Booting Ubuntu on a UEFI computer

Rashkae ubuntu at tigershaunt.com
Tue Feb 20 13:24:36 UTC 2018


On 2018-02-20 06:09 AM, Tom H wrote:

> I've never enabled CSM. However, I'd expect to have to boot a CD/DVD
> in legacy mode with it enabled. If the Ubuntu installer is behaving
> differently, it'd be good to file a bug report.
> 

This is not a bug.. this is exactly the way Linux/Grub and EFI are
designed to work, and have been since the dawn of EFI.

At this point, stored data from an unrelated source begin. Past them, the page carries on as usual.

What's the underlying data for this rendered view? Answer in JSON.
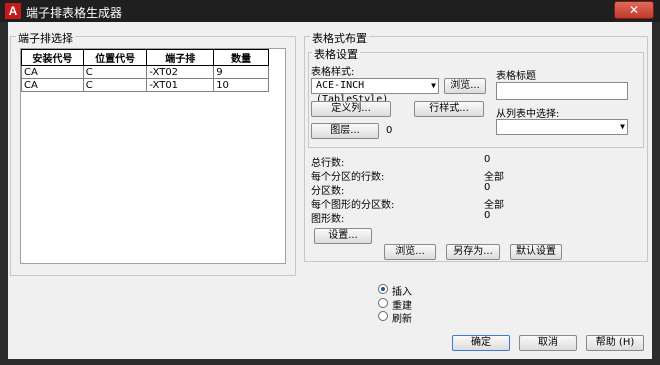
{
  "window": {
    "app_icon_letter": "A",
    "title": "端子排表格生成器",
    "close_glyph": "✕"
  },
  "left_group": {
    "label": "端子排选择",
    "table": {
      "headers": [
        "安装代号",
        "位置代号",
        "端子排",
        "数量"
      ],
      "rows": [
        [
          "CA",
          "C",
          "-XT02",
          "9"
        ],
        [
          "CA",
          "C",
          "-XT01",
          "10"
        ]
      ]
    }
  },
  "right_group": {
    "label": "表格式布置",
    "settings": {
      "label": "表格设置",
      "style_label": "表格样式:",
      "style_value": "ACE-INCH (TableStyle)",
      "browse_label": "浏览...",
      "define_columns_label": "定义列...",
      "row_style_label": "行样式...",
      "layer_label": "图层...",
      "layer_value": "0",
      "table_title_label": "表格标题",
      "table_title_value": "",
      "from_list_label": "从列表中选择:",
      "from_list_value": ""
    },
    "stats": [
      {
        "label": "总行数:",
        "value": "0"
      },
      {
        "label": "每个分区的行数:",
        "value": "全部"
      },
      {
        "label": "分区数:",
        "value": "0"
      },
      {
        "label": "每个图形的分区数:",
        "value": "全部"
      },
      {
        "label": "图形数:",
        "value": "0"
      }
    ],
    "setup_label": "设置...",
    "browse2_label": "浏览...",
    "save_as_label": "另存为...",
    "default_settings_label": "默认设置"
  },
  "insert_options": [
    {
      "label": "插入",
      "selected": true
    },
    {
      "label": "重建",
      "selected": false
    },
    {
      "label": "刷新",
      "selected": false
    }
  ],
  "footer": {
    "ok_label": "确定",
    "cancel_label": "取消",
    "help_label": "帮助 (H)"
  }
}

Personally, I think it would be *great* if Linux did the same as
Windows, and at least had an easy to check on option to save the EFI
boot file in the default file that all systems can boot from by default.
 (ie,: EFI/boot/bootx64.efi)  However, Grub simply does not do this on
it's own.  Without very technical manual intervention, it will only
install if it's able to access the EFI interface and add the boot
entries into the motherboard BIOS.. (It's not really BIOS anymore, but I
forget the proper term.)

So to make a very very long and meandering thread simple, and cut my
babbling explanations short, the answer is simple.  If you are
installing Ubuntu on an EFI system, verify that you are booting your
install media in EFI.

Maybe complain to Motherboard manufacturers if that's not the default.